Malheureusement, le monde évolue à un rythme si vertigineux, qu’une nouvelle race d’hommes politiques anticonformistes est apparue. Sont de ceux-là, le président américain sortant, Donald Trump, l’homme au cœur de ce scandale qui a secoué l’Amérique, ces dernières heures. Entré en politique dans les années 1980, ce richissime opérateur économique, qui a milité un temps au parti démocrate, est parvenu en quatre ans, à travers frasques et dérives langagières, à devenir le pire président des Etats-Unis. Il ne s’agit pas de l’aimer ou de ne pas l’aimer, mais les faits sont assez têtus pour convaincre le plus sceptique, que Trump est un accident de l’histoire.
A sa gouvernance aux antipodes de la gestion des affaires publiques, s’est ajouté son entêtement à ne pas reconnaître sa défaite à l’issue de l’élection présidentielle du 3 novembre 2020. Du jamais vu en terre américaine ! Malgré le rejet de ses multiples requêtes de recomptage des voix par les juges, le leader républicain a refusé de se plier à la volonté des urnes. Même les appréhensions de certains cadres de sa famille politique n’ont pas suffi à le ramener sur terre. Trump a constamment surfé sur la vague de la contestation, jusqu’à s’enfoncer dans l’abîme. Alors qu’il avait fait le serment de protéger, de défendre et de faire respecter la Constitution américaine, il a ramé obstinément à contre-courant, poussant ses partisans, en dernier ressort, à envahir le Capitole pour « sauver sa victoire ».

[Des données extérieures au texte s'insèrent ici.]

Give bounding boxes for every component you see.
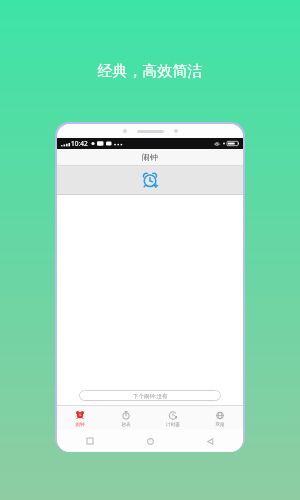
staticText: 闹钟 [142, 152, 158, 162]
staticText: 下个闹钟:没有 [133, 392, 168, 400]
button[interactable]: Home [143, 434, 157, 448]
button[interactable]: 闹钟 [57, 406, 103, 430]
button[interactable]: Recents [83, 434, 97, 448]
button[interactable]: Add alarm [57, 166, 243, 194]
button[interactable]: 计时器 [149, 406, 196, 430]
staticText: 闹钟 [75, 422, 85, 428]
button[interactable]: 下个闹钟:没有 [79, 390, 221, 401]
button[interactable]: 秒表 [103, 406, 149, 430]
staticText: 计时器 [166, 422, 180, 428]
button[interactable]: Back [203, 434, 217, 448]
staticText: 经典，高效简洁 [0, 62, 300, 81]
button[interactable]: 双闹 [196, 406, 243, 430]
staticText: 秒表 [121, 422, 131, 428]
staticText: 双闹 [215, 422, 225, 428]
staticText: 10:42 [71, 139, 88, 148]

L’impertinence de Trump n’était plus un secret, mais nombre d’analystes ne pensaient pas qu’il franchirait le Rubicon, en appelant ses affidés à s’en prendre à une institution aussi prestigieuse que le Capitole. Mais ainsi est ce président imprévisible, insaisissable et intraitable ! Au lieu d’afficher la posture d’un chef d’Etat responsable, Trump a soufflé en permanence sur les braises, héritant d’une réputation de tyran, comme on en a connu à l’antiquité grecque. Il y a donc de quoi verser des larmes, quand on réalise à quel point il a ramené la démocratie américaine à un bas niveau. En plus de faire « souffrir » sa chère patrie en prenant des mesures aussi controversés que préjudiciables, Trump a malmené le processus de transition devant conduire à l’investiture de Biden, le 20 janvier prochain, ce qui ne s’était jamais produit dans ce pays.
Tôt ou tard, il devra s’expliquer devant l’histoire, dont il n’a manifestement pas contribué à écrire les plus belles pages. S’il n’a pas fait l’objet d’impeachment, procédure complexe visant à démettre de ses fonctions un président américain en exercice pour « trahison, corruption ou autres crimes et délits graves », comme ses prédécesseurs, Andrew Johnson en 1868, Richard Nixon en 1974 et Bill Clinton en 1998, le milliardaire-politicien pourrait rendre des comptes à la justice, après son départ du pouvoir. La perte de son immunité pourrait ouvrir la voie à des poursuites à son encontre. Déjà, Trump est au centre de plusieurs affaires civiles et pénales, liées à sa gestion du pouvoir, notamment des entraves à la justice, à son comportement envers plusieurs femmes ou à ses activités financières « pas très catholiques ». En tous les cas, nul n’échappe à son destin.